Les jeunes et l’intersectorialité

25.07.2022  -  
Samira Amil

SÉRIE Partenariat citoyen en contexte de projets intersectoriels (1/3) 

Travailler avec les citoyens est une obligation dans tout pays démocratique ou dans tout pays qui se dit démocratique

Le dialogue des savoirs est un pilier majeur d’une démocratie participative et la pierre angulaire pour bâtir une société des savoirs. Dans les faits, quand on travaille ensemble, il y a une transmission des savoirs et des interactions discrètes ou évidentes entre les savoirs et la société. Chaque membre de la société a son expertise unique dans son domaine et, en travaillant ensemble, on peut mettre en commun ces expertises.

Cependant, il y a une règle d’or à respecter : «Lorsqu’on fait l’intersectorialité, on doit apprendre à travailler ensemble tout en respectant les valeurs de chaque partie prenante. C’est fondamental!» souligne l’animatrice de la table ronde, Mme Joyce Dogba.

Actuellement, l’intervention directe des citoyens et des citoyennes dans les prises de décisions politiques est au cœur des débats dans le secteur de la santé. Mais qu’en est-il de l’implication des jeunes? Est-elle facile et sans embûche ?

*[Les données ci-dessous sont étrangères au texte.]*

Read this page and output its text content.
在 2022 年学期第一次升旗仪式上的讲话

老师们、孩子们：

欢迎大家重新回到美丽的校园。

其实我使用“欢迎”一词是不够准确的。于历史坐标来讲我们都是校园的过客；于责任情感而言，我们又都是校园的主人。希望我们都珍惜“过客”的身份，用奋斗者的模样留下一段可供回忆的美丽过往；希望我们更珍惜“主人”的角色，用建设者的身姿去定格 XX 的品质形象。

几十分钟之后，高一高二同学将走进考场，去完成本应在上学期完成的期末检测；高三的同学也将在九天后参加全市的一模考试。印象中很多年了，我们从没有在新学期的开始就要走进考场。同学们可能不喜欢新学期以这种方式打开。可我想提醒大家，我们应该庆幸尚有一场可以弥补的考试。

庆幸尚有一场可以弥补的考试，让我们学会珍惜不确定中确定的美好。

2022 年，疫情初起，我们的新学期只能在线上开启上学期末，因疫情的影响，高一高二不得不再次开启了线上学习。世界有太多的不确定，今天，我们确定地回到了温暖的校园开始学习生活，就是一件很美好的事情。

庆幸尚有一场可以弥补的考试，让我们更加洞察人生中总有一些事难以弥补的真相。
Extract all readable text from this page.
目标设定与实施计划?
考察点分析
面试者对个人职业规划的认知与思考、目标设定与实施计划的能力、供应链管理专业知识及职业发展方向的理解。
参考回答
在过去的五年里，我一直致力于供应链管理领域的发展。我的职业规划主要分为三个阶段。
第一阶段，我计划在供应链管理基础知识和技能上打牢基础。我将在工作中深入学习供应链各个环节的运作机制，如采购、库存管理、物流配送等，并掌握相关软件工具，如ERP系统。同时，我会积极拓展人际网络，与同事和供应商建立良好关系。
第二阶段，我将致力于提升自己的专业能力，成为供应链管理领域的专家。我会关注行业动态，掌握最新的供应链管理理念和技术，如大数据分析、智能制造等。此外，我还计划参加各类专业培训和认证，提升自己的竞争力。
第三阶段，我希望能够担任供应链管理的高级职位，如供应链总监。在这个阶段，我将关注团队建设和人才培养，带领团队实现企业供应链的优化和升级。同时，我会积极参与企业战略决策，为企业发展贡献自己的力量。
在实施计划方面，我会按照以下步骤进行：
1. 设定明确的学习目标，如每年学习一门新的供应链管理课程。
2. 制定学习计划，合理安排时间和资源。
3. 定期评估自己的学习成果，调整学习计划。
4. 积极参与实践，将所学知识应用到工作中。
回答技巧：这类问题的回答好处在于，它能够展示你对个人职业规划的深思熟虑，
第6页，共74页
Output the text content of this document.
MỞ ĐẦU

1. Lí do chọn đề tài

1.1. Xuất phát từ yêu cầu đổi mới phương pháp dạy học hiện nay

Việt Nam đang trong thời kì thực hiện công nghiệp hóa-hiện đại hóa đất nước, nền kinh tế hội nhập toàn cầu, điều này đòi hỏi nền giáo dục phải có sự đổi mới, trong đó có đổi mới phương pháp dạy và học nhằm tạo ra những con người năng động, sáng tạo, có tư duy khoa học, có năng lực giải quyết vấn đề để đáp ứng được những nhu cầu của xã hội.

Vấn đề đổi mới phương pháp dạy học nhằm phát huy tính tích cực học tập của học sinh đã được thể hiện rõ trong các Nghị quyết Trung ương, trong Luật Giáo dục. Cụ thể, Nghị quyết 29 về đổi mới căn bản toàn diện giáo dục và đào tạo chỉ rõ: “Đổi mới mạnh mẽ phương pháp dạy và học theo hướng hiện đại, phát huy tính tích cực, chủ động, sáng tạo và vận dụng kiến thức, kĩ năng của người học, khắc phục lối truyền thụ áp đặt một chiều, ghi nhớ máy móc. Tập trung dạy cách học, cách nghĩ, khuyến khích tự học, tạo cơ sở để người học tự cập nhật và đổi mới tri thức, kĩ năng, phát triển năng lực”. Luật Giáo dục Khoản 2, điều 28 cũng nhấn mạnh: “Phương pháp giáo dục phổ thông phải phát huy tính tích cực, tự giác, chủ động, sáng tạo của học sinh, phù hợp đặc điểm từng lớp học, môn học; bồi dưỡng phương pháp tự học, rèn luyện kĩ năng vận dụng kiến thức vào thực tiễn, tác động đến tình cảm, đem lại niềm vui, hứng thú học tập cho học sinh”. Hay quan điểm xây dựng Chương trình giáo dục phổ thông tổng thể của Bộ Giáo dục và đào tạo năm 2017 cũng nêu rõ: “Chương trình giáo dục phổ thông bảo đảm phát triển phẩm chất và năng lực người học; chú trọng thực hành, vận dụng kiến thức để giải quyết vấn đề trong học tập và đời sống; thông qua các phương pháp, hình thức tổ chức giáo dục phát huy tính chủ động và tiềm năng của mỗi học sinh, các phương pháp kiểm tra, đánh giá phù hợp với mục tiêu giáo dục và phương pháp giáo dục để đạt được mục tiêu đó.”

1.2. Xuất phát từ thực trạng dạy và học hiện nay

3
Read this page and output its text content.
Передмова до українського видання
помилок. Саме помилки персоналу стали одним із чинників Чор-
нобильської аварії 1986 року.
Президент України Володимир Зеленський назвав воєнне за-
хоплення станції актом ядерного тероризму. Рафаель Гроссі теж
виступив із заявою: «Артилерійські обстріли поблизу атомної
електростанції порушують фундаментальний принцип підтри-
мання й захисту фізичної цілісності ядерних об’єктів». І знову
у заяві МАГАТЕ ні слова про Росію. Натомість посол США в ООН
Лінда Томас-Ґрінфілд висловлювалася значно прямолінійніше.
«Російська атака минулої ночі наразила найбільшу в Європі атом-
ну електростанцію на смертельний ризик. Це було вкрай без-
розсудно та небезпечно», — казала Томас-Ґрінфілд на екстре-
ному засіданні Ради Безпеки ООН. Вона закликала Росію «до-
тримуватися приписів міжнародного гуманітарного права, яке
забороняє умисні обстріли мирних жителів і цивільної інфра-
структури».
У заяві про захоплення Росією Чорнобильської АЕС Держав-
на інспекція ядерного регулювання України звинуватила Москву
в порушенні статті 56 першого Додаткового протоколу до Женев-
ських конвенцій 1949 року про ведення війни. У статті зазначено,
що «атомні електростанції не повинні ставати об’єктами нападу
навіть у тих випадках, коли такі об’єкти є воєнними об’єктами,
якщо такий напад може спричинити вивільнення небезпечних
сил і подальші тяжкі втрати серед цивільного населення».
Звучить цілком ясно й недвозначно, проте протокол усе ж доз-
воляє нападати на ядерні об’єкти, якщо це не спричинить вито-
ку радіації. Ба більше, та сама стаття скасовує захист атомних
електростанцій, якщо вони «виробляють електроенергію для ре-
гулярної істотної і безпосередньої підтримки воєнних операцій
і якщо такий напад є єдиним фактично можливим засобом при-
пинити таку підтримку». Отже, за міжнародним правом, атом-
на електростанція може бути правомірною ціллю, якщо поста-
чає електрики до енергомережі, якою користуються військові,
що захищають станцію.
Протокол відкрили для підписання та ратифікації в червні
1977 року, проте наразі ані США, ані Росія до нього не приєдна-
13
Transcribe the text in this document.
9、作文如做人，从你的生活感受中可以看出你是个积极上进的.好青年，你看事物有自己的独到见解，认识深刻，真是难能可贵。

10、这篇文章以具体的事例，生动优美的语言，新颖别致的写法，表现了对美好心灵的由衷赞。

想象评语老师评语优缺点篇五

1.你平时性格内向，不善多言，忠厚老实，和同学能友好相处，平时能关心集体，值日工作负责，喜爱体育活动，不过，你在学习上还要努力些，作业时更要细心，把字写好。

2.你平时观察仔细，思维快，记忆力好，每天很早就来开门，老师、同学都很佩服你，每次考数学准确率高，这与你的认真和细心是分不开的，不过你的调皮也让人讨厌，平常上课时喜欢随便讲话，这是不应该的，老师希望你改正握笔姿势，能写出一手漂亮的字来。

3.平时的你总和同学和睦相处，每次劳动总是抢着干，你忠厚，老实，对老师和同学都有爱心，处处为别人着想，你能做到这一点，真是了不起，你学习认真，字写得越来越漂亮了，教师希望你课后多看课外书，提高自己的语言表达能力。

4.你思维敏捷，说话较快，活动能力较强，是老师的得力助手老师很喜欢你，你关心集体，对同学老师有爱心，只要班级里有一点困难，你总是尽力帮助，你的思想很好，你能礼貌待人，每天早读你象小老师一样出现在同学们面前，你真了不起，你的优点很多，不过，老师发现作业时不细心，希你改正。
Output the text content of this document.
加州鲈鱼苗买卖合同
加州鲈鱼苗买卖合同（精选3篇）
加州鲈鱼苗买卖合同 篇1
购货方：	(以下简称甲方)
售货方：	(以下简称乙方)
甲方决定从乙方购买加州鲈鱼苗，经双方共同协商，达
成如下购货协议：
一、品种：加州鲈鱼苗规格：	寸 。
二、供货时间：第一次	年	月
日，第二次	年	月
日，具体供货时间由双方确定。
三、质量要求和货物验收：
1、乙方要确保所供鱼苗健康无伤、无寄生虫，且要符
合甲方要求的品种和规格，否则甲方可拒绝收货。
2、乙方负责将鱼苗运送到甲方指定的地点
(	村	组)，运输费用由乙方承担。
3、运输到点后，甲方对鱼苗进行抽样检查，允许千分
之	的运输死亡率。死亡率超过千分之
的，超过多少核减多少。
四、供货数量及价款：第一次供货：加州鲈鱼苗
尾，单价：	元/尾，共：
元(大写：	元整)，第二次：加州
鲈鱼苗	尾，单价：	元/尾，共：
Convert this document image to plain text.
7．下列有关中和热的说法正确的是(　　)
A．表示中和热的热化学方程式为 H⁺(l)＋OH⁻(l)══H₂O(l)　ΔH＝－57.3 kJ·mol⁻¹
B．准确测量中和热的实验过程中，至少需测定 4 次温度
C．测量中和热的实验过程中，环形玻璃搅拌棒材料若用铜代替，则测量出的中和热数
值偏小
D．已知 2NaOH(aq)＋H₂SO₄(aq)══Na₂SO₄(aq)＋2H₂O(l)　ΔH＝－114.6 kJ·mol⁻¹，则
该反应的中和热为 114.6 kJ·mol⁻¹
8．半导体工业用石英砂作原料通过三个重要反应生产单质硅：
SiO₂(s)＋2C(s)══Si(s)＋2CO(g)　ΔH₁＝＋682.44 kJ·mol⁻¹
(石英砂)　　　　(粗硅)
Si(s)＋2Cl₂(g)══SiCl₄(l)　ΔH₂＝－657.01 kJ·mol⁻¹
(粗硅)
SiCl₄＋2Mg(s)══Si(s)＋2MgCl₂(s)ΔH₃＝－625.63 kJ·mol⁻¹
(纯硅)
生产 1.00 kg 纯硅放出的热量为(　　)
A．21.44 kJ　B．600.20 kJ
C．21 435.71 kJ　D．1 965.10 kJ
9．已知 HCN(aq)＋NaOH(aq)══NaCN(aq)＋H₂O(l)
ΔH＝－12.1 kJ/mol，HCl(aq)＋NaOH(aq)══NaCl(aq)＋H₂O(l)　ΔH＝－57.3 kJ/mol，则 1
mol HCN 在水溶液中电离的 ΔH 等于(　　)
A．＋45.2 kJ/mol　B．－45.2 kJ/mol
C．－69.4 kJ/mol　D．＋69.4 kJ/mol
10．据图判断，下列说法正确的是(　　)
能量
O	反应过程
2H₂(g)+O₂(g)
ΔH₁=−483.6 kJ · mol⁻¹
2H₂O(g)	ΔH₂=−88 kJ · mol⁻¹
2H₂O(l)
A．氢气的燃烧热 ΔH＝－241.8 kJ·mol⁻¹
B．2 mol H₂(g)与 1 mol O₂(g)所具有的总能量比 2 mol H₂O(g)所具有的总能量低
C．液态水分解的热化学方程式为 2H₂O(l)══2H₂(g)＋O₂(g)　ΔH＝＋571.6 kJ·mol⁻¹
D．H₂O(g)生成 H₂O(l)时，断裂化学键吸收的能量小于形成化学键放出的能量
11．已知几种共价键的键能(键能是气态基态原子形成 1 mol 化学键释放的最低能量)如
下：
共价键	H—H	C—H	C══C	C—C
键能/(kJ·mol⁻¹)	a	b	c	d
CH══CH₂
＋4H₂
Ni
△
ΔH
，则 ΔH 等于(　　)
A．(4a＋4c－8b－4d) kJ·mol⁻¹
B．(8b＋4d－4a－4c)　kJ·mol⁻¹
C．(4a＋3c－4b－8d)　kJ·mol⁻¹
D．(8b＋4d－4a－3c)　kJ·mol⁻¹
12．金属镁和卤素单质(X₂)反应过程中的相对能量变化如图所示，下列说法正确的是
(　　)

Participantes et participants de la table ronde  » Défis du partenariat citoyen et de l’intersectorialité des projets : comment faire AVEC les citoyen(ne)s  » animé par Maman Joyce Dogba.

L’intersectorialité, c’est quoi?

Invitée à la discussion de groupe en tant qu’experte des politiques d’évaluation et de la participation citoyenne aux politiques publiques, Mme Pernelle Smits, professeure à la Faculté des sciences de l’administration de l’Université Laval, a présenté les défis du partenariat intersectoriel, particulièrement avec et pour eux les jeunes.

Tout d’abord, qu’entend-on par intersectorialité? L’intersectorialité s’incarne lorsque des organisations de différents secteurs ou des groupes de domaines d’intérêt différents agissent ensemble dans un but collectif. Ces secteurs peuvent appartenir aux secteurs publics, philanthropiques ou privés, qui peuvent être aussi bien des entreprises, des groupes citoyens ou encore des équipes de service ou de recherche , c’est aussi le rapprochement entre un secteur comme la santé avec l’agriculture ou l’économie, explique Mme Smits.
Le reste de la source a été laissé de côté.